Wednesday, July 4, 915am, Glassalen
The slides of the presentation are available now
Abstract
Automotive systems are increasingly complex and critical. Their development account for a considerable share of the budget, both in terms of cost and time. The development process is
complex, involving multiple development teams in varying disciplines, roles, departments,
companies and locations, each using their own tools and notations.
One contribution to meeting these challenges is to use a common ontology that integrates
information according to recognized patterns, an Architecture Description Language. The purpose of
EAST-ADL is to capture engineering information related to automotive electrical/electronic (E/E)
system development, from early phase to final implementation. The system implementation is
represented using AUTOSAR, i.e. EAST-ADL is complementary to AUTOSAR, adding information
beyond the software architecture to serve engineering work already in early phases.
The EAST-ADL model has a core part representing the E/E system, which interfaces to an
Environment model for near and far environment. Extensions for cross-cutting concerns or evolving
modelling concepts annotate the core elements with these additional aspects. One of the Extensions
concerns dependability and captures information related to safety. Another extension captures
system timing using events, event chains and timing constraints.

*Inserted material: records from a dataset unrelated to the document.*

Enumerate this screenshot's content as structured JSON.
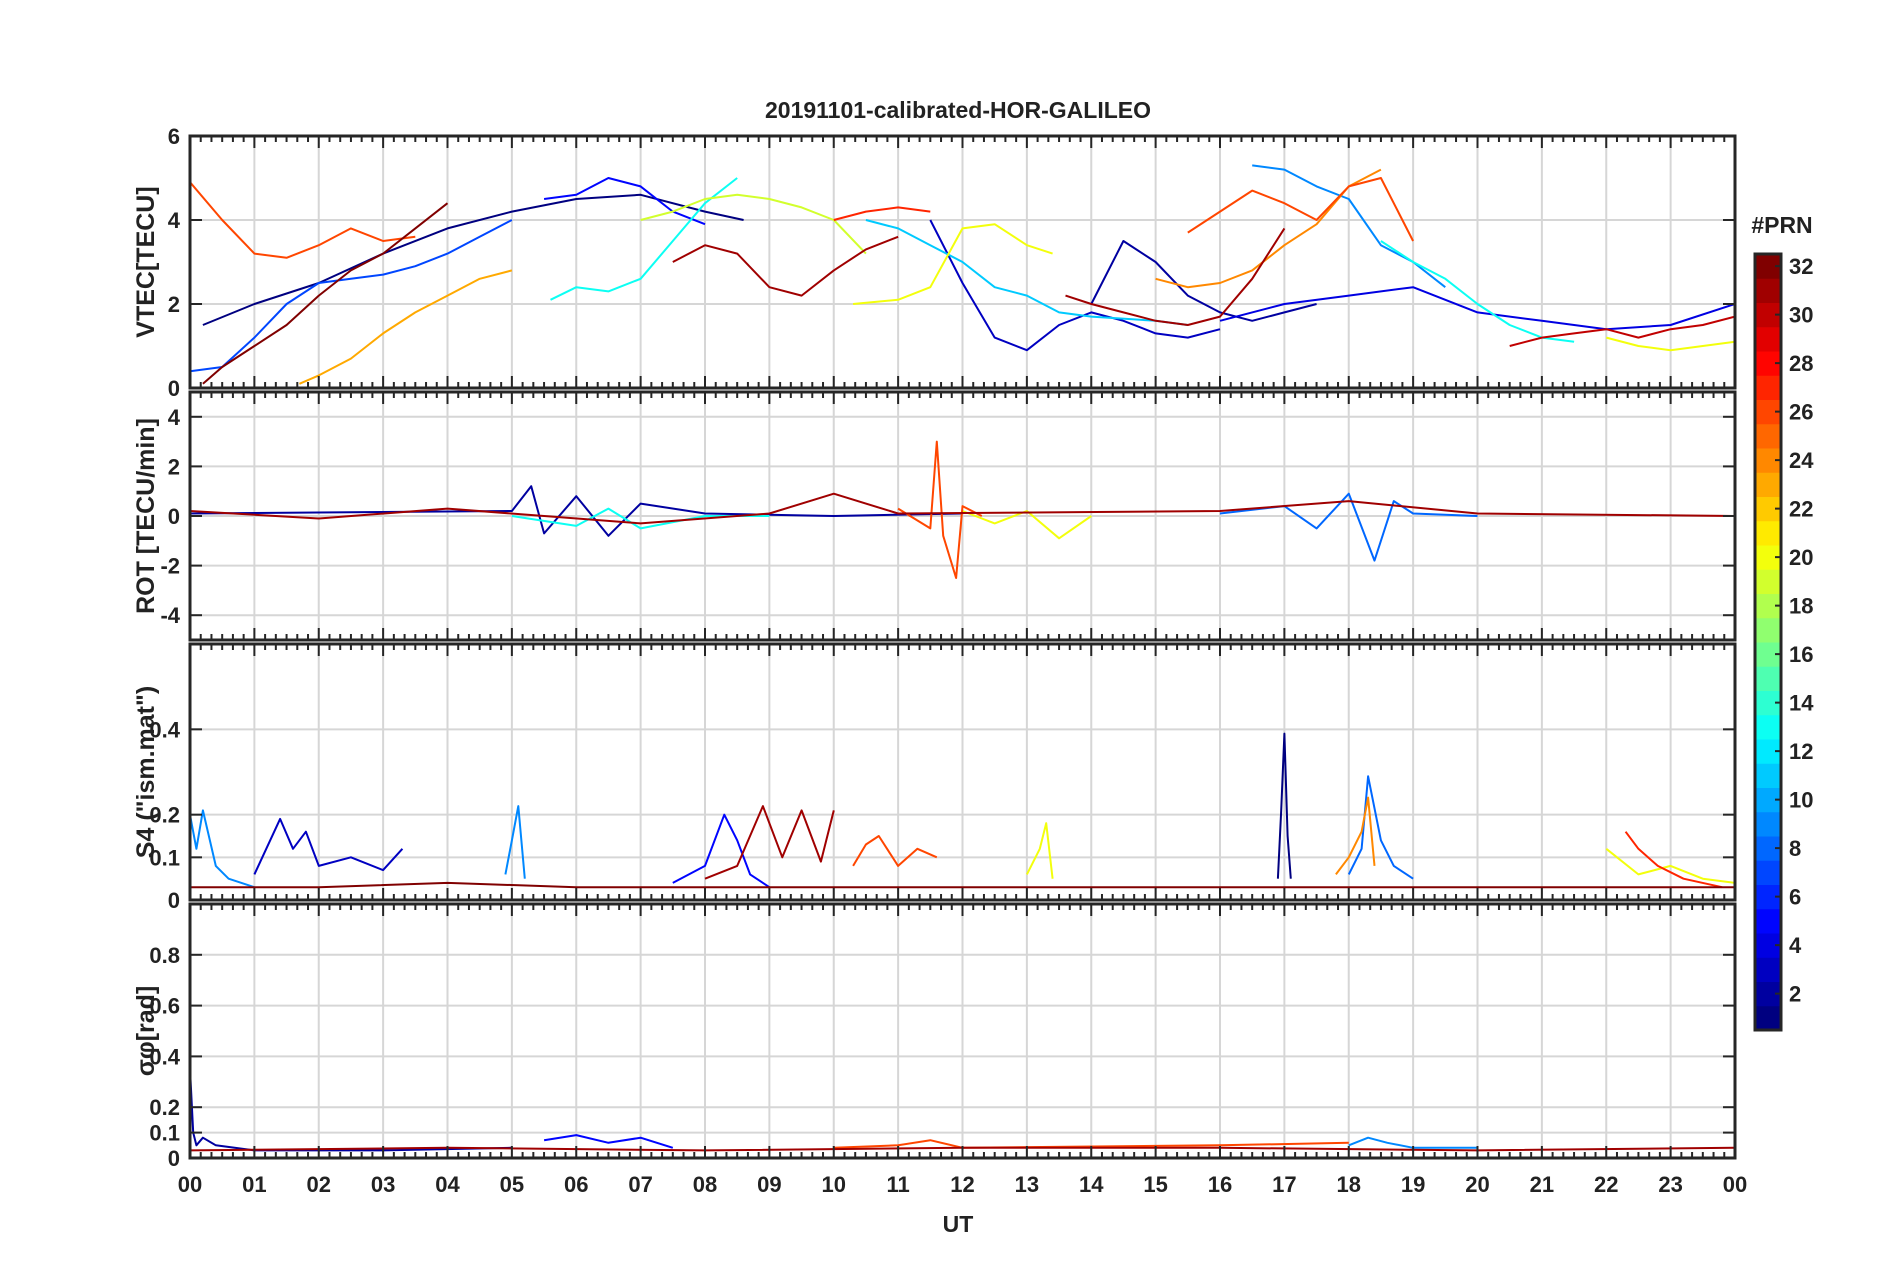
{
  "title": "20191101-calibrated-HOR-GALILEO",
  "xlabel": "UT",
  "x_ticks": [
    "00",
    "01",
    "02",
    "03",
    "04",
    "05",
    "06",
    "07",
    "08",
    "09",
    "10",
    "11",
    "12",
    "13",
    "14",
    "15",
    "16",
    "17",
    "18",
    "19",
    "20",
    "21",
    "22",
    "23",
    "00"
  ],
  "colorbar": {
    "label": "#PRN",
    "ticks": [
      "2",
      "4",
      "6",
      "8",
      "10",
      "12",
      "14",
      "16",
      "18",
      "20",
      "22",
      "24",
      "26",
      "28",
      "30",
      "32"
    ],
    "range": [
      1,
      32
    ]
  },
  "chart_data": [
    {
      "type": "line",
      "ylabel": "VTEC[TECU]",
      "ylim": [
        0,
        6
      ],
      "yticks": [
        "0",
        "2",
        "4",
        "6"
      ],
      "xlim": [
        0,
        24
      ],
      "series": [
        {
          "prn": 1,
          "x": [
            0.2,
            1.0,
            2.0,
            3.0,
            4.0,
            5.0,
            6.0,
            7.0,
            8.0,
            8.6
          ],
          "y": [
            1.5,
            2.0,
            2.5,
            3.2,
            3.8,
            4.2,
            4.5,
            4.6,
            4.2,
            4.0
          ]
        },
        {
          "prn": 2,
          "x": [
            14.0,
            14.5,
            15.0,
            15.5,
            16.0,
            16.5,
            17.0,
            17.5
          ],
          "y": [
            2.0,
            3.5,
            3.0,
            2.2,
            1.8,
            1.6,
            1.8,
            2.0
          ]
        },
        {
          "prn": 3,
          "x": [
            11.5,
            12.0,
            12.5,
            13.0,
            13.5,
            14.0,
            14.5,
            15.0,
            15.5,
            16.0
          ],
          "y": [
            4.0,
            2.5,
            1.2,
            0.9,
            1.5,
            1.8,
            1.6,
            1.3,
            1.2,
            1.4
          ]
        },
        {
          "prn": 4,
          "x": [
            16.0,
            17.0,
            18.0,
            19.0,
            20.0,
            21.0,
            22.0,
            23.0,
            24.0
          ],
          "y": [
            1.6,
            2.0,
            2.2,
            2.4,
            1.8,
            1.6,
            1.4,
            1.5,
            2.0
          ]
        },
        {
          "prn": 5,
          "x": [
            5.5,
            6.0,
            6.5,
            7.0,
            7.5,
            8.0
          ],
          "y": [
            4.5,
            4.6,
            5.0,
            4.8,
            4.2,
            3.9
          ]
        },
        {
          "prn": 7,
          "x": [
            0.0,
            0.5,
            1.0,
            1.5,
            2.0,
            2.5,
            3.0,
            3.5,
            4.0,
            4.5,
            5.0
          ],
          "y": [
            0.4,
            0.5,
            1.2,
            2.0,
            2.5,
            2.6,
            2.7,
            2.9,
            3.2,
            3.6,
            4.0
          ]
        },
        {
          "prn": 9,
          "x": [
            16.5,
            17.0,
            17.5,
            18.0,
            18.5,
            19.0,
            19.5
          ],
          "y": [
            5.3,
            5.2,
            4.8,
            4.5,
            3.4,
            3.0,
            2.4
          ]
        },
        {
          "prn": 11,
          "x": [
            10.5,
            11.0,
            11.5,
            12.0,
            12.5,
            13.0,
            13.5,
            14.0,
            15.0,
            15.5
          ],
          "y": [
            4.0,
            3.8,
            3.4,
            3.0,
            2.4,
            2.2,
            1.8,
            1.7,
            1.6,
            1.5
          ]
        },
        {
          "prn": 13,
          "x": [
            5.6,
            6.0,
            6.5,
            7.0,
            7.5,
            8.0,
            8.5
          ],
          "y": [
            2.1,
            2.4,
            2.3,
            2.6,
            3.5,
            4.4,
            5.0
          ]
        },
        {
          "prn": 13,
          "x": [
            18.5,
            19.0,
            19.5,
            20.0,
            20.5,
            21.0,
            21.5
          ],
          "y": [
            3.5,
            3.0,
            2.6,
            2.0,
            1.5,
            1.2,
            1.1
          ]
        },
        {
          "prn": 19,
          "x": [
            7.0,
            7.5,
            8.0,
            8.5,
            9.0,
            9.5,
            10.0,
            10.5
          ],
          "y": [
            4.0,
            4.2,
            4.5,
            4.6,
            4.5,
            4.3,
            4.0,
            3.2
          ]
        },
        {
          "prn": 20,
          "x": [
            10.3,
            11.0,
            11.5,
            12.0,
            12.5,
            13.0,
            13.4
          ],
          "y": [
            2.0,
            2.1,
            2.4,
            3.8,
            3.9,
            3.4,
            3.2
          ]
        },
        {
          "prn": 20,
          "x": [
            22.0,
            22.5,
            23.0,
            23.5,
            24.0
          ],
          "y": [
            1.2,
            1.0,
            0.9,
            1.0,
            1.1
          ]
        },
        {
          "prn": 23,
          "x": [
            1.7,
            2.0,
            2.5,
            3.0,
            3.5,
            4.0,
            4.5,
            5.0
          ],
          "y": [
            0.1,
            0.3,
            0.7,
            1.3,
            1.8,
            2.2,
            2.6,
            2.8
          ]
        },
        {
          "prn": 24,
          "x": [
            15.0,
            15.5,
            16.0,
            16.5,
            17.0,
            17.5,
            18.0,
            18.5
          ],
          "y": [
            2.6,
            2.4,
            2.5,
            2.8,
            3.4,
            3.9,
            4.8,
            5.2
          ]
        },
        {
          "prn": 26,
          "x": [
            0.0,
            0.5,
            1.0,
            1.5,
            2.0,
            2.5,
            3.0,
            3.5
          ],
          "y": [
            4.9,
            4.0,
            3.2,
            3.1,
            3.4,
            3.8,
            3.5,
            3.6
          ]
        },
        {
          "prn": 26,
          "x": [
            15.5,
            16.0,
            16.5,
            17.0,
            17.5,
            18.0,
            18.5,
            19.0
          ],
          "y": [
            3.7,
            4.2,
            4.7,
            4.4,
            4.0,
            4.8,
            5.0,
            3.5
          ]
        },
        {
          "prn": 27,
          "x": [
            10.0,
            10.5,
            11.0,
            11.5
          ],
          "y": [
            4.0,
            4.2,
            4.3,
            4.2
          ]
        },
        {
          "prn": 30,
          "x": [
            20.5,
            21.0,
            21.5,
            22.0,
            22.5,
            23.0,
            23.5,
            24.0
          ],
          "y": [
            1.0,
            1.2,
            1.3,
            1.4,
            1.2,
            1.4,
            1.5,
            1.7
          ]
        },
        {
          "prn": 31,
          "x": [
            7.5,
            8.0,
            8.5,
            9.0,
            9.5,
            10.0,
            10.5,
            11.0
          ],
          "y": [
            3.0,
            3.4,
            3.2,
            2.4,
            2.2,
            2.8,
            3.3,
            3.6
          ]
        },
        {
          "prn": 31,
          "x": [
            13.6,
            14.0,
            14.5,
            15.0,
            15.5,
            16.0,
            16.5,
            17.0
          ],
          "y": [
            2.2,
            2.0,
            1.8,
            1.6,
            1.5,
            1.7,
            2.6,
            3.8
          ]
        },
        {
          "prn": 32,
          "x": [
            0.2,
            0.5,
            1.0,
            1.5,
            2.0,
            2.5,
            3.0,
            3.5,
            4.0
          ],
          "y": [
            0.1,
            0.5,
            1.0,
            1.5,
            2.2,
            2.8,
            3.2,
            3.8,
            4.4
          ]
        }
      ]
    },
    {
      "type": "line",
      "ylabel": "ROT [TECU/min]",
      "ylim": [
        -5,
        5
      ],
      "yticks": [
        "-4",
        "-2",
        "0",
        "2",
        "4"
      ],
      "xlim": [
        0,
        24
      ],
      "series": [
        {
          "prn": 2,
          "x": [
            0.0,
            5.0,
            5.3,
            5.5,
            6.0,
            6.5,
            7.0,
            8.0,
            10.0,
            12.0
          ],
          "y": [
            0.1,
            0.2,
            1.2,
            -0.7,
            0.8,
            -0.8,
            0.5,
            0.1,
            0.0,
            0.1
          ]
        },
        {
          "prn": 8,
          "x": [
            16.0,
            17.0,
            17.5,
            18.0,
            18.4,
            18.7,
            19.0,
            20.0
          ],
          "y": [
            0.1,
            0.4,
            -0.5,
            0.9,
            -1.8,
            0.6,
            0.1,
            0.0
          ]
        },
        {
          "prn": 13,
          "x": [
            5.0,
            6.0,
            6.5,
            7.0,
            8.0,
            9.0
          ],
          "y": [
            0.0,
            -0.4,
            0.3,
            -0.5,
            0.0,
            0.0
          ]
        },
        {
          "prn": 20,
          "x": [
            12.0,
            12.5,
            13.0,
            13.5,
            14.0
          ],
          "y": [
            0.2,
            -0.3,
            0.2,
            -0.9,
            0.0
          ]
        },
        {
          "prn": 26,
          "x": [
            11.0,
            11.5,
            11.6,
            11.7,
            11.9,
            12.0,
            12.3
          ],
          "y": [
            0.3,
            -0.5,
            3.0,
            -0.8,
            -2.5,
            0.4,
            0.0
          ]
        },
        {
          "prn": 31,
          "x": [
            0.0,
            2.0,
            4.0,
            7.0,
            9.0,
            10.0,
            11.0,
            16.0,
            18.0,
            20.0,
            24.0
          ],
          "y": [
            0.2,
            -0.1,
            0.3,
            -0.3,
            0.1,
            0.9,
            0.1,
            0.2,
            0.6,
            0.1,
            0.0
          ]
        }
      ]
    },
    {
      "type": "line",
      "ylabel": "S4 (\"ism.mat\")",
      "ylim": [
        0,
        0.6
      ],
      "yticks": [
        "0",
        "0.1",
        "0.2",
        "0.4"
      ],
      "xlim": [
        0,
        24
      ],
      "series": [
        {
          "prn": 1,
          "x": [
            16.9,
            16.95,
            17.0,
            17.05,
            17.1
          ],
          "y": [
            0.05,
            0.21,
            0.39,
            0.15,
            0.05
          ]
        },
        {
          "prn": 3,
          "x": [
            1.0,
            1.4,
            1.6,
            1.8,
            2.0,
            2.5,
            3.0,
            3.3
          ],
          "y": [
            0.06,
            0.19,
            0.12,
            0.16,
            0.08,
            0.1,
            0.07,
            0.12
          ]
        },
        {
          "prn": 5,
          "x": [
            7.5,
            8.0,
            8.3,
            8.5,
            8.7,
            9.0
          ],
          "y": [
            0.04,
            0.08,
            0.2,
            0.14,
            0.06,
            0.03
          ]
        },
        {
          "prn": 8,
          "x": [
            18.0,
            18.2,
            18.3,
            18.5,
            18.7,
            19.0
          ],
          "y": [
            0.06,
            0.12,
            0.29,
            0.14,
            0.08,
            0.05
          ]
        },
        {
          "prn": 9,
          "x": [
            0.0,
            0.1,
            0.2,
            0.4,
            0.6,
            1.0
          ],
          "y": [
            0.2,
            0.12,
            0.21,
            0.08,
            0.05,
            0.03
          ]
        },
        {
          "prn": 9,
          "x": [
            4.9,
            5.0,
            5.1,
            5.2
          ],
          "y": [
            0.06,
            0.14,
            0.22,
            0.05
          ]
        },
        {
          "prn": 20,
          "x": [
            13.0,
            13.2,
            13.3,
            13.4
          ],
          "y": [
            0.06,
            0.12,
            0.18,
            0.05
          ]
        },
        {
          "prn": 20,
          "x": [
            22.0,
            22.5,
            23.0,
            23.5,
            24.0
          ],
          "y": [
            0.12,
            0.06,
            0.08,
            0.05,
            0.04
          ]
        },
        {
          "prn": 24,
          "x": [
            17.8,
            18.0,
            18.2,
            18.3,
            18.4
          ],
          "y": [
            0.06,
            0.1,
            0.16,
            0.24,
            0.08
          ]
        },
        {
          "prn": 26,
          "x": [
            10.3,
            10.5,
            10.7,
            11.0,
            11.3,
            11.6
          ],
          "y": [
            0.08,
            0.13,
            0.15,
            0.08,
            0.12,
            0.1
          ]
        },
        {
          "prn": 27,
          "x": [
            22.3,
            22.5,
            22.8,
            23.2,
            23.8
          ],
          "y": [
            0.16,
            0.12,
            0.08,
            0.05,
            0.03
          ]
        },
        {
          "prn": 31,
          "x": [
            8.0,
            8.5,
            8.9,
            9.2,
            9.5,
            9.8,
            10.0
          ],
          "y": [
            0.05,
            0.08,
            0.22,
            0.1,
            0.21,
            0.09,
            0.21
          ]
        },
        {
          "prn": 32,
          "x": [
            0.0,
            2.0,
            4.0,
            6.0,
            8.0,
            12.0,
            16.0,
            20.0,
            24.0
          ],
          "y": [
            0.03,
            0.03,
            0.04,
            0.03,
            0.03,
            0.03,
            0.03,
            0.03,
            0.03
          ]
        }
      ]
    },
    {
      "type": "line",
      "ylabel": "σφ[rad]",
      "ylim": [
        0,
        1.0
      ],
      "yticks": [
        "0",
        "0.1",
        "0.2",
        "0.4",
        "0.6",
        "0.8"
      ],
      "xlim": [
        0,
        24
      ],
      "series": [
        {
          "prn": 2,
          "x": [
            0.0,
            0.05,
            0.1,
            0.2,
            0.4,
            1.0,
            3.0,
            5.0
          ],
          "y": [
            0.35,
            0.1,
            0.05,
            0.08,
            0.05,
            0.03,
            0.03,
            0.04
          ]
        },
        {
          "prn": 5,
          "x": [
            5.5,
            6.0,
            6.5,
            7.0,
            7.5
          ],
          "y": [
            0.07,
            0.09,
            0.06,
            0.08,
            0.04
          ]
        },
        {
          "prn": 9,
          "x": [
            18.0,
            18.3,
            18.6,
            19.0,
            20.0
          ],
          "y": [
            0.05,
            0.08,
            0.06,
            0.04,
            0.04
          ]
        },
        {
          "prn": 26,
          "x": [
            10.0,
            11.0,
            11.5,
            12.0,
            16.0,
            18.0
          ],
          "y": [
            0.04,
            0.05,
            0.07,
            0.04,
            0.05,
            0.06
          ]
        },
        {
          "prn": 31,
          "x": [
            0.0,
            4.0,
            8.0,
            12.0,
            16.0,
            20.0,
            24.0
          ],
          "y": [
            0.03,
            0.04,
            0.03,
            0.04,
            0.04,
            0.03,
            0.04
          ]
        }
      ]
    }
  ]
}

The EAST-ADL system model is organized in 4 abstraction levels from the Vehicle Level’s
abstract and solution-independent feature models over the Analysis Level’s hardware independent
functional models and the Design Level’s hardware-allocated functional architecture to the
Implementation Level AUTOSAR software and hardware architecture.

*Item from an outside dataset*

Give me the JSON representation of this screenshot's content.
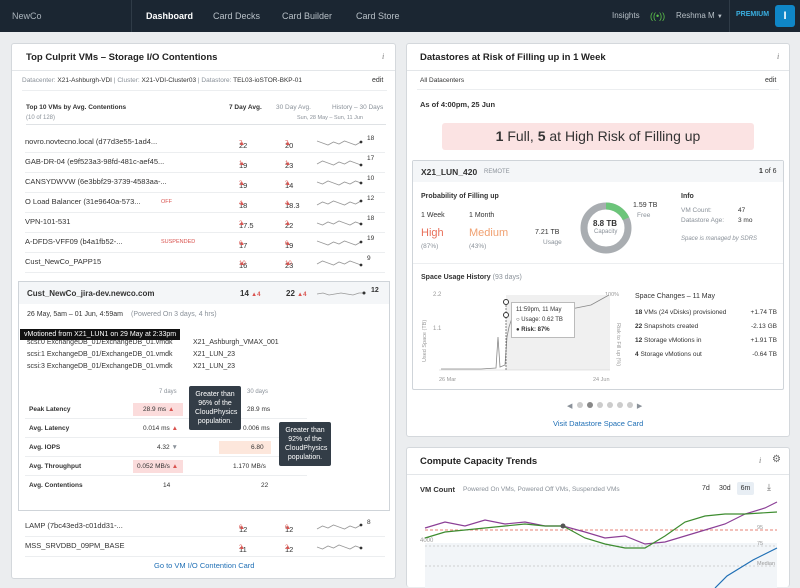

Based on an agreed modelling approach such as AUTOSAR and EAST-ADL, research and development
on modelling technology, tools and methodology for automotive EE system development can
continue more efficiently. Such results will allow the multitude of company specific approaches to be
leveraged and gradually replaced by off-the shelf solutions.
About the speaker
Henrik Lönn has a PhD in Computer Engineering from Chalmers University of Technology,
Sweden, with a research focus on communication issues in safety-critical real-time systems.
Currently at Volvo Technology AB, he has worked with prototypes, architecture modelling and
communication aspects on vehicle electronic systems. He is also participating in national
and international research collaborations on embedded systems development. Previous project
involvement includes X-by-Wire, FIT and EAST-EEA, ATESST and TIMMO. He is currently
coordinating the MAENAD project.
Thursday, July 5, 915am, Glassalen
Abstract
Modeling problem domains independently of technology domains is the basis for software that is adaptable to both changing business requirements and advancing technical platforms. Moreover, implementation-independent executable models allow problem-domain validation to be built right into agile conversations with customers. These validated models can then be compiled to a target implementation platform of choice.
But, unlike traditional programming, executable modeling abstracts behavior from the problem domain, rather than abstracting from hardware computational paradigms. In particular, executable models naturally embrace concurrency, because problem domain behavior is concurrent. And, as we move into an era of multiple cores, dealing with concurrency is rapidly moving from a peripheral to a central issue in mainstream programming.
Our programming languages today, on the other hand, are too platform specific, still based too much on, and abstracting too little from, traditional sequential, von Neumann hardware architectures. What we need is a way to model problem domains that can then be compiled to the highly concurrent multi-core platforms around the corner as easily as the traditional platforms of yesterday. This is exactly what executable modeling offers.
Work over the last few years has now provided new standards for precise execution semantics for a subset of UML and an associated action language. Taking advantage of these new standards, executable UML holds out the promise of addressing some fundamental issues for the next generation of programming - from multi-domain to multi-core.
About the speaker
Ed Seidewitz is Vice President, Model Driven Architecture Services with Model Driven Solutions (MDS). In this position he leads all customer focused professional services business efforts, applying best-practice modeling, architecture and development methods. Prior to that, he held a number of positions leading both professional services and product development and delivery efforts. He has 25 years of professional experience with systems modeling, architecture and development, spanning diverse domains including aerospace, finance, acquisition and health care. In 2009, his 2003 paper "What Models Mean" was named an IEEE Software magazine 25th Anniversary Top Pick.
Ed Seidewitz has also been active with the Object Management Group (OMG) for over 10 years, including involvement in every UML 2 Revision Task Force, as well as the Service Oriented Architecture Modeling Language (SoaML) and System Engineering Modeling Language (SysML) specifications. He was primary author of the recent Foundational Subset for Executable UML Models (fUML) and Action Language for Foundational UML (Alf) specifications. He is currently chair of the fUML 1.1 Revision Task Force and the Alf 1.0 Finalization Task Force, a leader of the Model Interchange Working Group and a member of the UML 2.5 Specification Simplification and UML Profile for the National Information Exchange Model submission teams.